- Published on Tuesday, 03 July 2012 01:00
- Written by Adam English, Associate Editor, Inside Investing Daily
- Hits: 497
If you're in the same boat as many small investors, June wasn't a fun month.
Daily share volume plunged to 6.8 billion shares a day across U.S. markets and valuations are 16% below the 50-year trend.
The S&P 500 moved an average 1% per day in June. It's a big change from the beginning of the year. The first quarter of 2012 had a 0.5% average change per day.
The candlestick chart and one-day rate of change shows the chaotic shifts over the past month.
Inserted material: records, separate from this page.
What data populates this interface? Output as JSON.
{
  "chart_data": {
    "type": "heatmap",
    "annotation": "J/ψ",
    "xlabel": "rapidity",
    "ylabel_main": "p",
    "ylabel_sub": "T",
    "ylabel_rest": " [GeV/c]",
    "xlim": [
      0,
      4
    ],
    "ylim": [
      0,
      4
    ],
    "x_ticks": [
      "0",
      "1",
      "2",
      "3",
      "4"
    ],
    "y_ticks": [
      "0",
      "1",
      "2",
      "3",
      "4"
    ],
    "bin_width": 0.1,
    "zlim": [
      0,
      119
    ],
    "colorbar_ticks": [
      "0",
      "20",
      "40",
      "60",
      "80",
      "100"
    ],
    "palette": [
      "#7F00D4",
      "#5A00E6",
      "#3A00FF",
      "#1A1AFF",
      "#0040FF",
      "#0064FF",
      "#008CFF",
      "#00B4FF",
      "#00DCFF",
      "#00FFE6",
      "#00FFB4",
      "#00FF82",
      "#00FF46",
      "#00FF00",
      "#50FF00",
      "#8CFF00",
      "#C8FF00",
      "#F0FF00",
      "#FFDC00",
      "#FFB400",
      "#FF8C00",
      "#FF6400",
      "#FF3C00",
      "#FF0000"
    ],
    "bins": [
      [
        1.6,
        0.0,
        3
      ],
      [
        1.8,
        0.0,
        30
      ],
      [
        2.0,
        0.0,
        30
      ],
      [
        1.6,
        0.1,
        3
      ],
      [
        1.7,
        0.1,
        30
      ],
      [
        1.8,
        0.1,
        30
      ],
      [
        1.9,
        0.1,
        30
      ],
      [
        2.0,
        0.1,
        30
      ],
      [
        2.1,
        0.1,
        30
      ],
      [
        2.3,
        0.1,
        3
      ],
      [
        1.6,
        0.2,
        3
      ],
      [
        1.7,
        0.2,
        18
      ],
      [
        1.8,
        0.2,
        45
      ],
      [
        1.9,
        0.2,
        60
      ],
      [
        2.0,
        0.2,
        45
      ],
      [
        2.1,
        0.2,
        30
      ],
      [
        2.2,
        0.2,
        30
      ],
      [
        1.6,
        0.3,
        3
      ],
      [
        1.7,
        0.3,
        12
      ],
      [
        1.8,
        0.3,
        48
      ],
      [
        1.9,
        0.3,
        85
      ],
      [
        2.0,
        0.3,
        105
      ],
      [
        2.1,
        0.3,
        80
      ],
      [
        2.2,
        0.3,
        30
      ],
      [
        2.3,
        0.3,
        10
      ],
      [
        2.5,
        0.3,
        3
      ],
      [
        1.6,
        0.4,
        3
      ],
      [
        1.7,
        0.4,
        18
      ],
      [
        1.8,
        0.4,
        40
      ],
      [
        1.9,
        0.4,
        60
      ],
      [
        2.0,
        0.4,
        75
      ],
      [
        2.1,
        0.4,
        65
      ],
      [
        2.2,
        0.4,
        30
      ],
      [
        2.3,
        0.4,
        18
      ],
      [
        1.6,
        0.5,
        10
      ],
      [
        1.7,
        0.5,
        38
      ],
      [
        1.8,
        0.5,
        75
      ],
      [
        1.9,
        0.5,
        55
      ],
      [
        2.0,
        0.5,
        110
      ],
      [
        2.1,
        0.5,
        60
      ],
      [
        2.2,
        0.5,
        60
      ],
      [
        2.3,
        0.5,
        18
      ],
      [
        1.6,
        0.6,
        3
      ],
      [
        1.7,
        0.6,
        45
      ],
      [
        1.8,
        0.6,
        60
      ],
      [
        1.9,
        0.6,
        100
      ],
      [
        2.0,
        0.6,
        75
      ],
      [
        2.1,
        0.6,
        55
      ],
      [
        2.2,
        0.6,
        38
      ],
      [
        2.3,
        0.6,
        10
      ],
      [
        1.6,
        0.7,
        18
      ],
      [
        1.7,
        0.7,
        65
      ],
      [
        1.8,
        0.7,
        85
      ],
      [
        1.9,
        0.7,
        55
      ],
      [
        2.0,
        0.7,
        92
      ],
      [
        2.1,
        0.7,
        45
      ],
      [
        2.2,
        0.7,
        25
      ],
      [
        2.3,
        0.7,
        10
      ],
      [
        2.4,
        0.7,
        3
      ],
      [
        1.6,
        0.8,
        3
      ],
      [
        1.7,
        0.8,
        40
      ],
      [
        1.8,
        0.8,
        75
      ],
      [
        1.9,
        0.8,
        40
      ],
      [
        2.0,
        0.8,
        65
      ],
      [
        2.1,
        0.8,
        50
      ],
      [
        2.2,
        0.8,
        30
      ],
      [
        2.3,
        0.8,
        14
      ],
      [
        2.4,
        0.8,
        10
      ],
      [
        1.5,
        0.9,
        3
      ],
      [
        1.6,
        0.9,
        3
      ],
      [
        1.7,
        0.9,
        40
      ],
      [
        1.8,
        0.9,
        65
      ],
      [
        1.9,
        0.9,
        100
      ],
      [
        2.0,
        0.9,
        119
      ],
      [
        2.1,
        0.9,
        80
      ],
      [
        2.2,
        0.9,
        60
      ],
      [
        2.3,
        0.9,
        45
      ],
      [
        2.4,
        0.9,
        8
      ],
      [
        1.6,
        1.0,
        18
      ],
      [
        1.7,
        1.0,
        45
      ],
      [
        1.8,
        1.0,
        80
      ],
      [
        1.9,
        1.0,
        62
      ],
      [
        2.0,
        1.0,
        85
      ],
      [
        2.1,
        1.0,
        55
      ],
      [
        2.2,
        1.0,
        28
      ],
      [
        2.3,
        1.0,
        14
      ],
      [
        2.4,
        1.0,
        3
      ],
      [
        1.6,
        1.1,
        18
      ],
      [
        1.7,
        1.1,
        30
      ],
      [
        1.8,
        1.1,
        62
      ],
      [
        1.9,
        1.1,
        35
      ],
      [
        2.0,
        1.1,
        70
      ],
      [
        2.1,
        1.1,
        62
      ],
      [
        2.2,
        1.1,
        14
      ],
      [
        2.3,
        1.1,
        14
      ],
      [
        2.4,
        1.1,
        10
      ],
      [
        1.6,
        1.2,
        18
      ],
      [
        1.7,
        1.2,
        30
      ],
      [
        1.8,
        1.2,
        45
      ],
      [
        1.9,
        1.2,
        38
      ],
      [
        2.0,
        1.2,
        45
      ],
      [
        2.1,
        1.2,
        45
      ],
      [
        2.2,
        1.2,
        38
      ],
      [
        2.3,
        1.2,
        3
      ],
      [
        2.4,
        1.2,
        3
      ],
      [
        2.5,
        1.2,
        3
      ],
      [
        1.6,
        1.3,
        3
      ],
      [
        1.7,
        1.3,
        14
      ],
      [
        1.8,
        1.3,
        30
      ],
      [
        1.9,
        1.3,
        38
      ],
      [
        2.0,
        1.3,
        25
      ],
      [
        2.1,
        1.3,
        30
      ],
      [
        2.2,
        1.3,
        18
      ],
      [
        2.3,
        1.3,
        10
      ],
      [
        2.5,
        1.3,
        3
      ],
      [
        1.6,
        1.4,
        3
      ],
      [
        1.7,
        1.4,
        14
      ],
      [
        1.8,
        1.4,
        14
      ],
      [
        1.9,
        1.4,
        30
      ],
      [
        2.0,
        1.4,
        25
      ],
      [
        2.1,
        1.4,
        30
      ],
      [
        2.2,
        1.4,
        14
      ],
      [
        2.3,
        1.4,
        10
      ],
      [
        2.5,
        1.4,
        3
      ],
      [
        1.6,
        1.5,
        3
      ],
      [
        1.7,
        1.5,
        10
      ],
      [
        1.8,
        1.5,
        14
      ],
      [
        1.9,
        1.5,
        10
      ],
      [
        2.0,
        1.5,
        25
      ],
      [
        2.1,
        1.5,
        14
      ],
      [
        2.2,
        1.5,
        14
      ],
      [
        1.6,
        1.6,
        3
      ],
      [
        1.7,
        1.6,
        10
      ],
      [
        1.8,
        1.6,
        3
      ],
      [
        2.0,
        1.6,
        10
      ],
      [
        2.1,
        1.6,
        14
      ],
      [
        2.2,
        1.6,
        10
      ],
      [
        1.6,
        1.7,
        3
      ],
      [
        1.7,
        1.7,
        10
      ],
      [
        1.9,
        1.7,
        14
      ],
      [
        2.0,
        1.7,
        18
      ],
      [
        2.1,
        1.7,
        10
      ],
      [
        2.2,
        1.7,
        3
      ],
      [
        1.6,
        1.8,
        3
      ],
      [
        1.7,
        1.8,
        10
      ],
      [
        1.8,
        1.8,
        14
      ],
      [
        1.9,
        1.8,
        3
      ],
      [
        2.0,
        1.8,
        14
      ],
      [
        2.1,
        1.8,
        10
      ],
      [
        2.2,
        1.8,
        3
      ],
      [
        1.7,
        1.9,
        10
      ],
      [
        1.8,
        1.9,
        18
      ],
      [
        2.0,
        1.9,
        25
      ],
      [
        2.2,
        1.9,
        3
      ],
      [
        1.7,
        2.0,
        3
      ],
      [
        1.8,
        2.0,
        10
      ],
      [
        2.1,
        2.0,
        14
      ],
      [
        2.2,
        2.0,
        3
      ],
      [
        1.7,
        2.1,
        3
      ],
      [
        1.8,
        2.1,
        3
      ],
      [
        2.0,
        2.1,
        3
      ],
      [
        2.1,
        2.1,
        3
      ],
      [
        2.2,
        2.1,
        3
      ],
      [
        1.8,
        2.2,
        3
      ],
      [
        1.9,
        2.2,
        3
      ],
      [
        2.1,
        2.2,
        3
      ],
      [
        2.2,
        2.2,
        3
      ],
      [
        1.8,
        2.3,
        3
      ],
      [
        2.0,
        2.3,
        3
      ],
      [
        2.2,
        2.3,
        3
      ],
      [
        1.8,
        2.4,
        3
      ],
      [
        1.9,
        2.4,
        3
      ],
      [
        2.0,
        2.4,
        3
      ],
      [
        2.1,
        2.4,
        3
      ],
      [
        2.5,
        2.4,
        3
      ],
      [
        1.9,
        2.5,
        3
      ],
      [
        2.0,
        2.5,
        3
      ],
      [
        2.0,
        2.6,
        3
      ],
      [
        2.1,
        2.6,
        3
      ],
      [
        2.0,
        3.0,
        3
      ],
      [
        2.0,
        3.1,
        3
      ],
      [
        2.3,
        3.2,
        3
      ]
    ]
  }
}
Outside of an outright plunge in the market, few conditions are as frustrating as a volatile market for retail investors. The big players can push volume and make money from tiny price changes. The rest of us are stuck on a roller coaster.
Of course, that assumes people are even willing to stay in the market. Evidence is piling up that many people are staying on the sidelines for now.
"A lot of investors are just frozen, unsure what to do, so they do nothing," says Howard Ward of Gamco Investors Inc. "There are no raging bulls looking to leverage up on margin and risk their savings. Everyone is cautious, with some more so than others."
That would explain why mutual funds that invest in U.S. equities saw $1.8 billion in outflows for the week ending June 20 and $620 million in the previous week according to data from the Investment Company Institute.
Over the past three years, $300 billion has been pulled from the market. More than $190 billion has been taken out of American equity funds in the 13 months through May, while more than $200 billion has gone into bonds.
Midsummer trading normally sees less volatility and volume than the rest of the year. If June is an indicator for the rest of the summer, we won't have much of a chance to relax on vacation.